The process of indexing an ad is not so different from the process of indexing any other content. The primary difference is that we aren’t looking to return a list of ads (or search results); we want to return a single ad. There are also some secondary differences in that ads will typically have required targeting parameters such as location, age, or gender.

As mentioned before, we’ll only be targeting based on location and content, so this section will discuss how to index ads based on location and content. When you’ve seen how to index and target based on location and content, targeting based on, for example, age, gender, or recent behavior should be similar (at least on the indexing and targeting side of things).

Before we can talk about indexing an ad, we must first determine how to measure the value of an ad in a consistent manner.

## CALCULATING THE VALUE OF AN AD

Three major types of ads are shown on web pages: cost per view, cost per click, and cost per action (or acquisition).

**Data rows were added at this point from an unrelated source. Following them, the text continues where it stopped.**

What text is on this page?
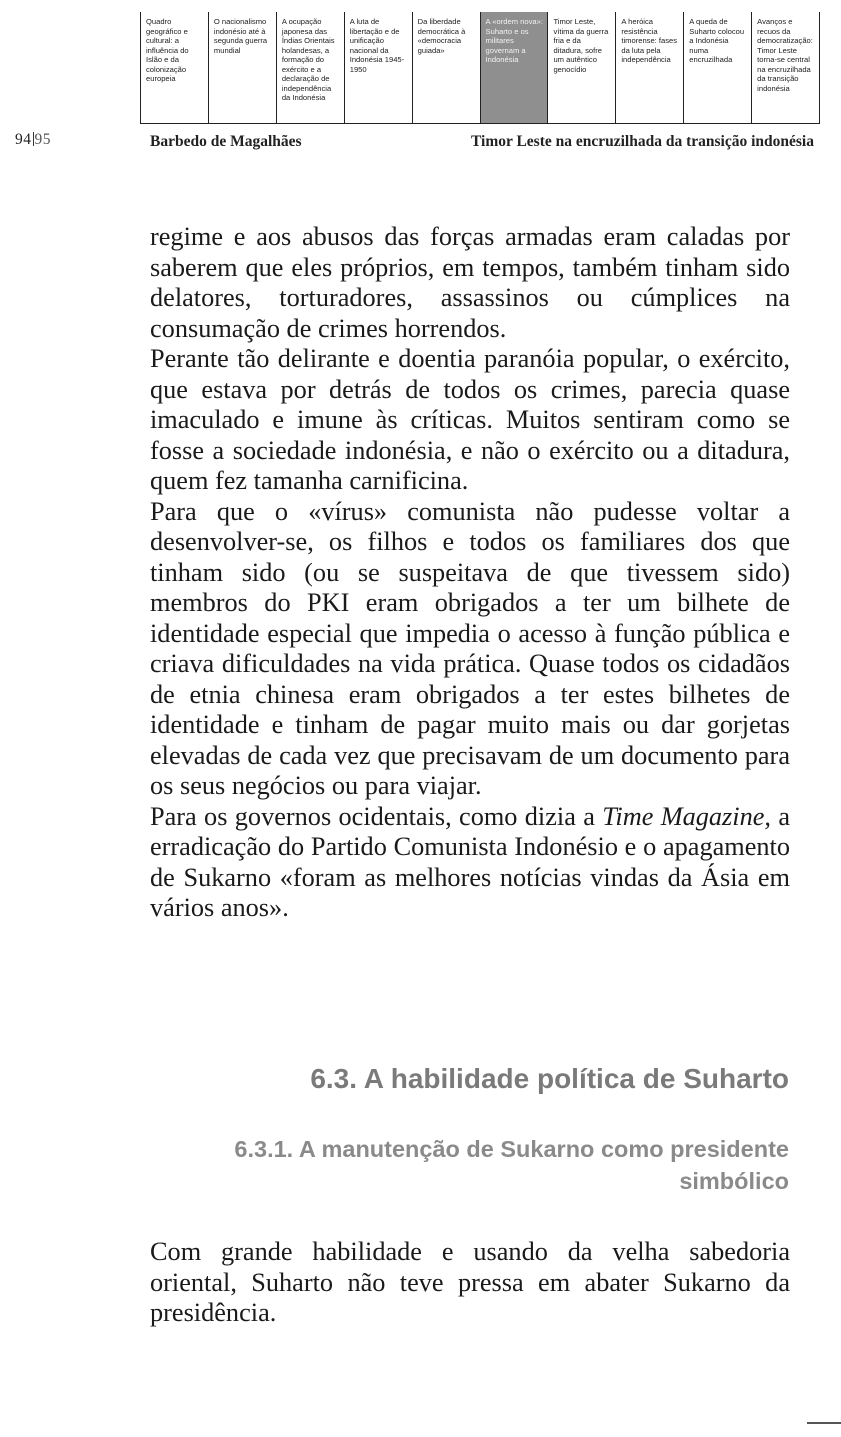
Quadro geográfico e cultural: a influência do Islão e da colonização europeia
O nacionalismo indonésio até à segunda guerra mundial
A ocupação japonesa das Índias Orientais holandesas, a formação do exército e a declaração de independência da Indonésia
A luta de libertação e de unificação nacional da Indonésia 1945-1950
Da liberdade democrática à «democracia guiada»
A «ordem nova»: Suharto e os militares governam a Indonésia
Timor Leste, vítima da guerra fria e da ditadura, sofre um autêntico genocídio
A heróica resistência timorense: fases da luta pela independência
A queda de Suharto colocou a Indonésia numa encruzilhada
Avanços e recuos da democratização: Timor Leste torna-se central na encruzilhada da transição indonésia
94 95	Barbedo de Magalhães	Timor Leste na encruzilhada da transição indonésia

regime e aos abusos das forças armadas eram caladas por saberem que eles próprios, em tempos, também tinham sido delatores, torturadores, assassinos ou cúmplices na consumação de crimes horrendos.

Perante tão delirante e doentia paranóia popular, o exército, que estava por detrás de todos os crimes, parecia quase imaculado e imune às críticas. Muitos sentiram como se fosse a sociedade indonésia, e não o exército ou a ditadura, quem fez tamanha carnificina.

Para que o «vírus» comunista não pudesse voltar a desenvolver-se, os filhos e todos os familiares dos que tinham sido (ou se suspeitava de que tivessem sido) membros do PKI eram obrigados a ter um bilhete de identidade especial que impedia o acesso à função pública e criava dificuldades na vida prática. Quase todos os cidadãos de etnia chinesa eram obrigados a ter estes bilhetes de identidade e tinham de pagar muito mais ou dar gorjetas elevadas de cada vez que precisavam de um documento para os seus negócios ou para viajar.

Para os governos ocidentais, como dizia a Time Magazine, a erradicação do Partido Comunista Indonésio e o apagamento de Sukarno «foram as melhores notícias vindas da Ásia em vários anos».

6.3. A habilidade política de Suharto
6.3.1. A manutenção de Sukarno como presidente simbólico

Com grande habilidade e usando da velha sabedoria oriental, Suharto não teve pressa em abater Sukarno da presidência.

Cost per view ads are also known as CPM or cost per mille, and are paid a fixed rate per 1,000 views of the ad itself. Cost per click, or CPC, ads are paid a fixed rate per click on the ad itself. Cost per action, or CPA, ads are paid a sometimes varying rate based on actions performed on the ad-destination site.

## Making values consistent

To greatly simplify our calculations as to the value of showing a given ad, we’ll convert all of our types of ads to have values relative to 1,000 views, generating what’s known as an estimated CPM, or eCPM. CPM ads are the easiest because their value per thousand views is already provided, so eCPM = CPM. But for both CPC and CPA ads, we must calculate the eCPMs.

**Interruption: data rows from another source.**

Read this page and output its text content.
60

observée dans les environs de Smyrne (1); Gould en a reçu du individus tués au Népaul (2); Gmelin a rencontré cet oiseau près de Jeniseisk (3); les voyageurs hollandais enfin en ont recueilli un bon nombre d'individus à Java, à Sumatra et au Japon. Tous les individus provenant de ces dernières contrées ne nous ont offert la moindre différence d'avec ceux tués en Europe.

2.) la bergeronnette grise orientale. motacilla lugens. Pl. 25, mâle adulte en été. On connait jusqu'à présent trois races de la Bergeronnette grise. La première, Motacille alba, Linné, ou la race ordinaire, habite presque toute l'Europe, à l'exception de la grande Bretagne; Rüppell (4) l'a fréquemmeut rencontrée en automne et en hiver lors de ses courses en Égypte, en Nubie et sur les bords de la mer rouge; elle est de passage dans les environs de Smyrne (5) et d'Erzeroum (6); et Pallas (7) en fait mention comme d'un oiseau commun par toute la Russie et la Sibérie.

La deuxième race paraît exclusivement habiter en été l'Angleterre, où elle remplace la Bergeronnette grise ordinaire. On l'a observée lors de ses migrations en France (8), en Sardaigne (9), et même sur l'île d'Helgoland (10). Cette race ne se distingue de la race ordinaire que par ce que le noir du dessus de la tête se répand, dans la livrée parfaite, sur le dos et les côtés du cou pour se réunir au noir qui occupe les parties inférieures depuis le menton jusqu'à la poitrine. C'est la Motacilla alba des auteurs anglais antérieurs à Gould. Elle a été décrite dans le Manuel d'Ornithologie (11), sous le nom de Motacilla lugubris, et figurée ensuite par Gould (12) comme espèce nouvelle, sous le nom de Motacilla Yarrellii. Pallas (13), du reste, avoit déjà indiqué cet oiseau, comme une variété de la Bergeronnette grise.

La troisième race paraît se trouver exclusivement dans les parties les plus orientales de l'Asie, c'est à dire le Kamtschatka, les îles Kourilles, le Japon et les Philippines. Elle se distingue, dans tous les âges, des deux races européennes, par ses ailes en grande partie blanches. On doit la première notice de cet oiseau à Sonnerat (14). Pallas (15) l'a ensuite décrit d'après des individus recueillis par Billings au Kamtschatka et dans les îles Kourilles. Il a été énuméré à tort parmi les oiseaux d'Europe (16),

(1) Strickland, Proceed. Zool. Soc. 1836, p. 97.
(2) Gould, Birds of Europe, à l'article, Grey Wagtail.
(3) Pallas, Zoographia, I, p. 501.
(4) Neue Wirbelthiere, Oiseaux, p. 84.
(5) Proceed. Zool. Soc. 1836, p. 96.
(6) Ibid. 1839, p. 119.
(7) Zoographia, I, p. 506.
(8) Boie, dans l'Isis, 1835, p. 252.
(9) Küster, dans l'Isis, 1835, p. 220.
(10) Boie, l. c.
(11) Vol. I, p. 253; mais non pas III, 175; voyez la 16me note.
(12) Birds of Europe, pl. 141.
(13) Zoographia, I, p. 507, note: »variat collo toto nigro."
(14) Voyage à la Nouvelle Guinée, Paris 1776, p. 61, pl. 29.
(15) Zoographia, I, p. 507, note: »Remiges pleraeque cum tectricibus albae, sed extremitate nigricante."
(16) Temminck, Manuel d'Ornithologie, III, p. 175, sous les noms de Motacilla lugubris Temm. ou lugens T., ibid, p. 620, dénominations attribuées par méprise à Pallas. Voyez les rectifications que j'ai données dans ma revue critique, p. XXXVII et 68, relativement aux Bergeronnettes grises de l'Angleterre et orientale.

## Calculating the estimated CPM of a CPC ad

If we have a CPC ad, we start with its cost per click, say \$.25. We then multiply that cost by the click-through rate (CTR) on the ad. Click-through rate is the number of clicks that an ad received divided by the number of views the ad received. We then multiply that result by 1,000 to get our estimated CPM for that ad. If our ad gets .2% CTR, or .002, then our calculation looks something like this: .25 x .002 x 1000 = \$.50 eCPM.

## Calculating the estimated CPM of a CPA ad

When we have a CPA ad, the calculation is somewhat similar to the CPC value calculation. We start with the CTR of the ad, say .2%. We multiply that against the probability that the user will perform an action on the advertiser’s destination page, maybe 10% or .1. We then multiply that times the value of the action performed, and again multiply that by 1,000 to get our estimated CPM. If our CPA is \$3, our calculation would look like this: .002 x .1 x 3 x 1000 = \$.60 eCPM.

Two helper functions for calculating the eCPM of CPC and CPA ads are shown next.

Notice that in our helper functions we used clicks, views, and actions directly instead of the calculated CTR. This lets us keep these values directly in our accounting system, only calculating the eCPM as necessary. Also notice that for our uses, CPC and CPA are similar, the major difference being that for most ads, the number of actions is significantly lower than the number of clicks, but the value per action is typically much larger than the value per click.

Now that we’ve calculated the basic value of an ad, let’s index an ad in preparation for targeting.

## INSERTING AN AD INTO THE INDEX

When targeting an ad, we’ll have a group of optional and required targeting parameters. In order to properly target an ad, our indexing of the ad must reflect the targeting requirements. Since we have two targeting options—location and content—we’ll say that location is required (either on the city, state, or country level), but any matching terms between the ad and the content of the page will be optional and a bonus.3

We’ll use the same search functions we defined in sections 7.1 and 7.2, with slightly different indexing options. We’ll also asSUM e that you’ve taken my advice from chapter 4 by splitting up your different types of services to different machines (or databases) as necessary, so that your ad-targeting index doesn’t overlap with your other content indexes.

As in section 7.1, we’ll create inverted indexes that use SETs and ZSETs to hold ad IDs. Our SETs will hold the required location targeting, which provides no additional bonus. When we talk about learning from user behavior, we’ll get into how we calculate our per-matched-word bonus, but initially we won’t include any of our terms for targeting bonuses, because we don’t know how much they may contribute to the overall value of the ad. Our ad-indexing function is shown here.

As shown in the listing and described in the annotations, we made three important additions to the listing. The first is that an ad can actually have multiple targeted locations. This is necessary to allow a single ad to be targeted for any one of multiple locations at the same time (like multiple cities, states, or countries).

The second is that we’ll keep a dictionary that holds information about the average number of clicks and actions across the entire system. This lets us come up with a reasonable estimate on the eCPM for CPC and CPA ads before they’ve even been seen in the system.4

Finally, we’ll also keep a SET of all of the terms that we can optionally target in the ad. I include this information as a precursor to learning about user behavior a little later.

It’s now time to search for and discover ads that match an ad request.

3 If ad copy matches page content, then the ad looks like the page and will be more likely to be clicked on than an ad that doesn’t look like the page content.